DLGP

Doctor of Leadership in Global Perspectives: Crafting Ministry in an Interconnected World

Of Celtic and Korean Crosses

Written by: on September 12, 2013

In The Sacred Gaze: Religious Visual Culture in Theory and Practice, author David Morgan explores the connections between visual culture and religious practice and feelings.  He makes the case that images have real power over people and communities of faith, and are even used to impose power or convince others.  Morgan explains that the world is imbued with visual images that show “the powerful and pervasive ways in church the devout see the world, organize and evaluate it, and infuse into the appearance of things the feelings and ideas that make the world intelligible and familiar to them (loc 4276).”

Morgan in particular spends an entire chapter delving into history of sacred images in missions, and how these images have impacted cultures, and even transcended cultures.  Images have traditionally been brought in my missionaries trying to communicate religious shift, and often this shift has been led by the visual.  The obvious example here is the use of fair-skinned images of Jesus in Africa or Asia, or even the use Western church architecture as the primary mode of communicating the function of a building (I suppose differentiating from local forms of non-Christian religious types).  On our recent trip to Korea I was struck by how much Korean Protestant and Catholic churches followed the style and form of Western church architecture.  This apparent cultural imperialism has critiqued along the narrative of the “culturally naïve missionaries imposing their harmful cultural forms on the pure native” by many.  However, one needs to look closer to see that there is much more in play, and the interplay of sacred culture and images is much more complex.

Certainly, to our eye the shell of the church building looks primarily American, but I do wonder if we looked close would we find images that are particularly Korean, blended into the adopted visual forms?  Morgan makes the case that at the heart of missions is the incarnation of Christ, that Christianity is essentially an adaptive religion (incarnating and imbedding itself in the cultural milieu).  This is to say that while visual forms brought in by missionaries are often accepted (and even appropriated by non-Christian artists) by nationals, eventually there begins a process of indigenization and nationalization.  Eventually, sacred images must also become culturally relevant.  What is more, this images often become global and then influence and impact the visual of the culture that originally sent the missionaries.

Here, as in all aspects of missions, we must be cautious not to become cultural imperialists; however, at the same time we must not be afraid of truth, or appropriating new forms of visual culture to communicate truth.  At the same time, we cannot be naïve to the reality that cultures are forever mixing, crossing, and butting up against each other, so that forms and images are constantly in flux, and in the global Christian world, there is an every going dance of cultures and images.

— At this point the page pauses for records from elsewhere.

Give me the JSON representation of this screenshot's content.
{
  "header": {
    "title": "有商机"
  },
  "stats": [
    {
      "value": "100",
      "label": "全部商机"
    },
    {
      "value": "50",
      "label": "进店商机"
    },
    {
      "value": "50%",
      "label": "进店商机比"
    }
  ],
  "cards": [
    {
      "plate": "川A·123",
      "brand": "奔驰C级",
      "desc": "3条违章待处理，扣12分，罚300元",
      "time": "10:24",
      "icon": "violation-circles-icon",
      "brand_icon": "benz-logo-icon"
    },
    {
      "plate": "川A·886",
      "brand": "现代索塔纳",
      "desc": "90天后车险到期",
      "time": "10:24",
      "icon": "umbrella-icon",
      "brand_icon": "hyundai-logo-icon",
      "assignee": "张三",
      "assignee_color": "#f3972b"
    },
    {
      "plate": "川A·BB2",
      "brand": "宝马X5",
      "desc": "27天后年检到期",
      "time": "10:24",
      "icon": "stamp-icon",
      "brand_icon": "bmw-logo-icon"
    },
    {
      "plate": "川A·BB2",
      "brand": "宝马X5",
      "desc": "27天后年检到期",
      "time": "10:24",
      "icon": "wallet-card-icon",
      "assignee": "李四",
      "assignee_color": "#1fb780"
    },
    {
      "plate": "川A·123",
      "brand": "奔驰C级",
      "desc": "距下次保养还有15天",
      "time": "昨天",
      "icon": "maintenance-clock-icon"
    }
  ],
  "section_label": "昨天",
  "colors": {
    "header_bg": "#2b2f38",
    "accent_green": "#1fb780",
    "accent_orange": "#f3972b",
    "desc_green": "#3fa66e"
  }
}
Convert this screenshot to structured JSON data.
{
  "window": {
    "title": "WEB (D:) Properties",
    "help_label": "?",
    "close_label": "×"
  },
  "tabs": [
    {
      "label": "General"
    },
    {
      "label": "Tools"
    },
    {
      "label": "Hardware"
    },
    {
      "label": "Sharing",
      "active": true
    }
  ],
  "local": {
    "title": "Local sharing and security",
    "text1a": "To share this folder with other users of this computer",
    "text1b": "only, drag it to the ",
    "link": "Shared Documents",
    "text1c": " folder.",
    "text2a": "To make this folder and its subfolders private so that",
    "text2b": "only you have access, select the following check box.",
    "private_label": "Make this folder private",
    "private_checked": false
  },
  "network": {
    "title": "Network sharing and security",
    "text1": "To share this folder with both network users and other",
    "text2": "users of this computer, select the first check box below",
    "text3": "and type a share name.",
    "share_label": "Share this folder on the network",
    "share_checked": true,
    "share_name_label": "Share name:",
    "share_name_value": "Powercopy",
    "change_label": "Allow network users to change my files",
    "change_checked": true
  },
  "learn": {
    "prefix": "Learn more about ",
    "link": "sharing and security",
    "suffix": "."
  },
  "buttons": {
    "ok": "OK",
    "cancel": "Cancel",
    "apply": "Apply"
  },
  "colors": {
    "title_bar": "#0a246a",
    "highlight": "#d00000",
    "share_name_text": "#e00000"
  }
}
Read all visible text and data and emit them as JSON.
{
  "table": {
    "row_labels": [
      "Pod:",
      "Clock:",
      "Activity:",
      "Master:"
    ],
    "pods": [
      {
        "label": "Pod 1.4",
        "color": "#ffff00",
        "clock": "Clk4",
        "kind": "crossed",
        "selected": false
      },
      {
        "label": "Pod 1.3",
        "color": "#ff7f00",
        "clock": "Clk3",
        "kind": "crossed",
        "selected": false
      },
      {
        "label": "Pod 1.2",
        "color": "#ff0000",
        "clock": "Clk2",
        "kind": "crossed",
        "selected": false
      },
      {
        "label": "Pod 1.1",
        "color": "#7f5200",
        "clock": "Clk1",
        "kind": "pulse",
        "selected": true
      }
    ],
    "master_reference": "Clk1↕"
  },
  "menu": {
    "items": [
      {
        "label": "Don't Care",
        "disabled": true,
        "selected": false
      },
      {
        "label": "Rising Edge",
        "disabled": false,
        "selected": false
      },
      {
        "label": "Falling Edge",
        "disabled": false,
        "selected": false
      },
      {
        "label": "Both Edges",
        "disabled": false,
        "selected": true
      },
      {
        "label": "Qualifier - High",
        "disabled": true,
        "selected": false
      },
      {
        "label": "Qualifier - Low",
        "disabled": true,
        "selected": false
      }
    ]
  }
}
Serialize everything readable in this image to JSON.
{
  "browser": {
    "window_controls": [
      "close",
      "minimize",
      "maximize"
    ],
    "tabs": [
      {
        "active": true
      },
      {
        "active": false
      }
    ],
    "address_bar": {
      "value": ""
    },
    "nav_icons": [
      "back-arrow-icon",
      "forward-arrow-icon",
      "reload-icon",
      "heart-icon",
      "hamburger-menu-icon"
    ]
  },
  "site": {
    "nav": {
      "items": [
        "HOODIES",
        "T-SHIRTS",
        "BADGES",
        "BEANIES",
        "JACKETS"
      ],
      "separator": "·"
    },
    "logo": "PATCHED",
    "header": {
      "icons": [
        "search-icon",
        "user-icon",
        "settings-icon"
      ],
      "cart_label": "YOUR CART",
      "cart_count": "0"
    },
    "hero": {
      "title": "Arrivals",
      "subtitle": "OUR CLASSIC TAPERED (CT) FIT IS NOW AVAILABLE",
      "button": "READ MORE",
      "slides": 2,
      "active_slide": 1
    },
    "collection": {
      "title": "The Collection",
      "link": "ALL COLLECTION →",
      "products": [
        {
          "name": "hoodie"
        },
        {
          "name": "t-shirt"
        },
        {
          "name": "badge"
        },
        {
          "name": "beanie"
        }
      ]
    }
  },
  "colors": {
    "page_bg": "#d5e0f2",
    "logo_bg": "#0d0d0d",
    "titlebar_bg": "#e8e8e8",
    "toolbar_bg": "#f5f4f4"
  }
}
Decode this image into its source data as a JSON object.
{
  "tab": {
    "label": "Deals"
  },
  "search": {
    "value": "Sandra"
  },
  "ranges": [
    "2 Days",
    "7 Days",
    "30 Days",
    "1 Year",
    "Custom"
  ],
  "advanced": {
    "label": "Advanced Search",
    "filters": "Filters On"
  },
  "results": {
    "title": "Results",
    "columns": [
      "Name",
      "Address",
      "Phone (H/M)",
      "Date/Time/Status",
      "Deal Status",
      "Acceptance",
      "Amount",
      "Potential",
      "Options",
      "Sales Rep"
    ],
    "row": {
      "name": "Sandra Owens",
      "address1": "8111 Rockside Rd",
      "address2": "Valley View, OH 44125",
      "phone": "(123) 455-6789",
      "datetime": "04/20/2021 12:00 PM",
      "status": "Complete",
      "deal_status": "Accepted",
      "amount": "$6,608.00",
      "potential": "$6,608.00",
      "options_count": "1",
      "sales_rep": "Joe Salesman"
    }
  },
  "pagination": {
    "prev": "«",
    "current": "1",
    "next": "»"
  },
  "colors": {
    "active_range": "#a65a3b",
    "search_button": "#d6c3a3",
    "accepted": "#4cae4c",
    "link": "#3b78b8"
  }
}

European Christendom delineates this reality as well.  As Christian Rome crumbled in the fourth century, Christianity sprang to life in barbaric Ireland.  There they cobbled together a faith separated from Christendom, highly incarnated in the Irish culture, with some influence from the Desert Father monks who had fled there for safety and mission.  As Europe degenerated into spiritual and political chaos, it was the Irish who developed the stable visual markers that would define Christian faith.  Using traditional and once pagan forms of art they baptized these art forms into Christian sacred imagery. Then through mission they both revived the Christian images which had been lost again to paganism, and introduced new forms as they re-evangelized Europe over the next couple of centuries.  Elaborate Celtic crosses have been found all over Europe, and as far away as Croatia.

I wonder if Korean Christian images (borrowed and altered from American missionaries) are now undergoing a similar nationalization in some remote area of Central Asia?

On one of  my nights hiking through the streets of Seoul, I noticed that the skyline was filled with red neon crosses, each indicating a church.  In the dark, and glaring light washed metropolis, these crosses stand out as beacons of faith and life.  They are of course, an already ancient sacred visual image that communicates devotion, joy, hope, sadness, and passion.  What is essentially a Roman symbol of capital punishment, the Korean churches have appropriated with their own twist.  In modern Seoul they compete with the millions of other watts of neon calling people to shop and eat.  As I passed by one, all alone in the rain, it stood out illuminated against a black sky.  Caught in my own sacred gaze, it brought me much joy.